As of 2005, approximately 90% of prostate cancers detected are clinically localized and have more favorable tumor characteristics or grades than the pre-PSA screening era. A retrospective population-cohort study using the Connecticut Tumor registry reviewed the mortality probability from prostate cancer given the patient's age at diagnosis and tumor grade. Patients were treated with either observation or immediate or delayed androgen withdrawal therapy, with a median observation of 24 years. This study was initiated before the PSA screening era. Transurethral resection or open surgery for benign prostatic hyperplasia identified 71% of the tumors incidentally. The prostate cancer mortality rate was 33 per 1,000 person-years during the first 15 years of follow-up (95% CI, 28-38) and 18 per 1,000 person-years after 15 years of follow-up (95% CI, 10-29). Men with low-grade prostate cancers had a minimal risk of dying from prostate cancer during 20 years of follow-up (Gleason score of 2 to 4; six deaths per 1,000 person-years; 95% CI, 2-11). Men with high-grade prostate cancers had an increased probability of dying from prostate cancer within 10 years of diagnosis (Gleason score of 8 to 10, 121 deaths per 1,000 person-years; 95% CI, 90-156). Men with tumors that had a Gleason score of 5 or 6 had an intermediate risk of prostate cancer death. The annual mortality rate from prostate cancer appears to remain stable after 15 years from diagnosis.

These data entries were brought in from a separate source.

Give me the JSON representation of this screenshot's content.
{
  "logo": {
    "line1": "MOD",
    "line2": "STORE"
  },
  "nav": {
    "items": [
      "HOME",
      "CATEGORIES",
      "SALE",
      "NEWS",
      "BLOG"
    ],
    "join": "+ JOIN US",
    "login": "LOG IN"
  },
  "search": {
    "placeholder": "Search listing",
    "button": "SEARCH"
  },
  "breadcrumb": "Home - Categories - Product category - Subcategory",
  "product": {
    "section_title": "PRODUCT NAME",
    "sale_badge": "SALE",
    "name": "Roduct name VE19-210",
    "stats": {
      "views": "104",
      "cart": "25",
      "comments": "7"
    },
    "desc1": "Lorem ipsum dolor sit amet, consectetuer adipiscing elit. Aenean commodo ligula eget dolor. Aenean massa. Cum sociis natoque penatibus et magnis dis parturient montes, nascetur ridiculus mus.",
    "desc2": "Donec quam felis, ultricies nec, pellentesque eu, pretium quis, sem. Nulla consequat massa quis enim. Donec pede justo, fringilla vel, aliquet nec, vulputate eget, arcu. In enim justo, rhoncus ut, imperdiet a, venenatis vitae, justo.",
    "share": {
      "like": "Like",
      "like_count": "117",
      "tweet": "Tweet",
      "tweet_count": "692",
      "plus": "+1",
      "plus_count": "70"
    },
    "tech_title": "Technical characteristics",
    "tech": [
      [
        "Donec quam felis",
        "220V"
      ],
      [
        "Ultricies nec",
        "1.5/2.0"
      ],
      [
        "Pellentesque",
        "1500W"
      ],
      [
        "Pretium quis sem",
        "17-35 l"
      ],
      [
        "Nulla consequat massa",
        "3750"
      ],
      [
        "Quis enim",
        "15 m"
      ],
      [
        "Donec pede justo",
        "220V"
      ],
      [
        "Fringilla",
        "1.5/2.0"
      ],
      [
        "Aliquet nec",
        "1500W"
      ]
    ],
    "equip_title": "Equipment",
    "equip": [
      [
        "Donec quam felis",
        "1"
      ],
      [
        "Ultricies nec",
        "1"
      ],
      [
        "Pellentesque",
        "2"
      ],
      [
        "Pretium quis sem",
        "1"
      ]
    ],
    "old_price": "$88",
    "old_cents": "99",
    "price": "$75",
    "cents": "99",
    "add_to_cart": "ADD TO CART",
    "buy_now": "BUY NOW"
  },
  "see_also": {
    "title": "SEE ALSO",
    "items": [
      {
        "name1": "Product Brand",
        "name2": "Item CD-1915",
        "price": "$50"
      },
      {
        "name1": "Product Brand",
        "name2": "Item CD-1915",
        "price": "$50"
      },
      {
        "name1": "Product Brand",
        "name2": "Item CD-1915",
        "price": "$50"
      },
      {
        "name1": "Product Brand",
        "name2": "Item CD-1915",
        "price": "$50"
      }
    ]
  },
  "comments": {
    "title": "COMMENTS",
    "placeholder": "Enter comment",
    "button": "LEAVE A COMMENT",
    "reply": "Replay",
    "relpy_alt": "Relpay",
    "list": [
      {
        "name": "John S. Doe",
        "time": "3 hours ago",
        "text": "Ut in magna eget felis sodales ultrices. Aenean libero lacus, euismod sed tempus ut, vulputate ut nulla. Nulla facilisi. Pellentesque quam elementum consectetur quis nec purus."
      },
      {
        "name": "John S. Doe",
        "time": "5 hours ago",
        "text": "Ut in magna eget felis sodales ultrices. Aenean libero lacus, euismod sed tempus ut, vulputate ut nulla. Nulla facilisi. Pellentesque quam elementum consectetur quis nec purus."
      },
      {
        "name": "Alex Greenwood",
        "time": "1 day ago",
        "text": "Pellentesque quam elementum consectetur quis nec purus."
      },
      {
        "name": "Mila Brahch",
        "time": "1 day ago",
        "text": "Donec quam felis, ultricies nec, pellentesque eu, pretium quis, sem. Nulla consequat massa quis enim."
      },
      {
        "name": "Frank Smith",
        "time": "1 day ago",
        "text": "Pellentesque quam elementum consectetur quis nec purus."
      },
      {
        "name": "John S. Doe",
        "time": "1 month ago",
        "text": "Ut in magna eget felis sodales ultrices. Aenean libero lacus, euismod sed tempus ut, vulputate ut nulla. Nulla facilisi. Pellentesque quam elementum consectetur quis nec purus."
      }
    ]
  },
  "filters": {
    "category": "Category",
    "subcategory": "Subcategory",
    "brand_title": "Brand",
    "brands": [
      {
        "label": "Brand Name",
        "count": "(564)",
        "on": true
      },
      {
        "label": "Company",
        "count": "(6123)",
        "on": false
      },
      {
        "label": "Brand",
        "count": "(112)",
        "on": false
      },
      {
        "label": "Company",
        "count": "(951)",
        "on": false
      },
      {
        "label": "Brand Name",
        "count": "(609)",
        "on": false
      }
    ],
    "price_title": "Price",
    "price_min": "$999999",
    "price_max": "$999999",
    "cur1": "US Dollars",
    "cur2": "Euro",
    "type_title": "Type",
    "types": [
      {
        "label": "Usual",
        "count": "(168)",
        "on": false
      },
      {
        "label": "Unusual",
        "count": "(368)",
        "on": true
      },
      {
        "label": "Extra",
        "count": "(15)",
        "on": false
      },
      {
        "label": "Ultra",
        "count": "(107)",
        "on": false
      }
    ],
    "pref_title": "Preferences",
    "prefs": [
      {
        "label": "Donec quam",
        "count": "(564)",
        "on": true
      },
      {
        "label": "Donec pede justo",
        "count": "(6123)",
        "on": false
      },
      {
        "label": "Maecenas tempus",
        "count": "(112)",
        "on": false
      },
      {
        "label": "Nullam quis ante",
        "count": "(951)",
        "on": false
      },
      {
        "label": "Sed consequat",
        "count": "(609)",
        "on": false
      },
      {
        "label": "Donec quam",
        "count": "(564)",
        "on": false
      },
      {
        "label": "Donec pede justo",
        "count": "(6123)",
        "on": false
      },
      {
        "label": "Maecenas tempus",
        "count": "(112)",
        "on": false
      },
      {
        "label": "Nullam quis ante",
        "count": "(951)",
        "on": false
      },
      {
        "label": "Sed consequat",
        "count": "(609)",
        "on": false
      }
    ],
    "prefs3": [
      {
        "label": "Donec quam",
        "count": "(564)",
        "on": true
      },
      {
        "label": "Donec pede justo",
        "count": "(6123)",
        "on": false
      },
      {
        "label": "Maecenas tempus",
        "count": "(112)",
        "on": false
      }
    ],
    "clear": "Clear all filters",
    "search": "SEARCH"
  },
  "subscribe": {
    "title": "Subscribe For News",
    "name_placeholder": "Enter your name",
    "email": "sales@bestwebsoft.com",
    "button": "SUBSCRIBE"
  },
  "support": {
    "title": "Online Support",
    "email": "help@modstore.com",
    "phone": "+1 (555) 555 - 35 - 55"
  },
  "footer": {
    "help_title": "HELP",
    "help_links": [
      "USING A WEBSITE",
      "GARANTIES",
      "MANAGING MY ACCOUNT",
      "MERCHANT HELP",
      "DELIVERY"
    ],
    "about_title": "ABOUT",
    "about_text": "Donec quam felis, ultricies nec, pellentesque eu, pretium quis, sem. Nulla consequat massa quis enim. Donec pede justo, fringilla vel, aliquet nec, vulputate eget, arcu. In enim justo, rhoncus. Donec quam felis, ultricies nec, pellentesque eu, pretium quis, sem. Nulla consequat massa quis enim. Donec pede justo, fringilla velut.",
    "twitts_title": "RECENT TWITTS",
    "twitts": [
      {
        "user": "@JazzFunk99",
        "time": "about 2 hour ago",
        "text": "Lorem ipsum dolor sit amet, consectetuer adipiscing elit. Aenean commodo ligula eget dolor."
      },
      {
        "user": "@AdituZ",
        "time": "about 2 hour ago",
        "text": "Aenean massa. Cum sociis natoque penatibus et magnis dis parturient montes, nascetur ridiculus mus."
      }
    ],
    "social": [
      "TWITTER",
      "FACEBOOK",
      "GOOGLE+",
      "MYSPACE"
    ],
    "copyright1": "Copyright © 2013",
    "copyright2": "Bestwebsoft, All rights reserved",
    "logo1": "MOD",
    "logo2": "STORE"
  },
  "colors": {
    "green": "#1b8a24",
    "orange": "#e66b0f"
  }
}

A computer simulation model has been developed to analyze the trends in prostate cancer detection (PSA screening beginning in approximately 1988) to compare these trends with the reported fall in prostate cancer deaths observed between 1992 and 1994. The level of screening efficacy was hypothesized to be similar to those postulated in the PLCO. The changes in prostate cancer mortality could not be explained entirely by PSA screening alone.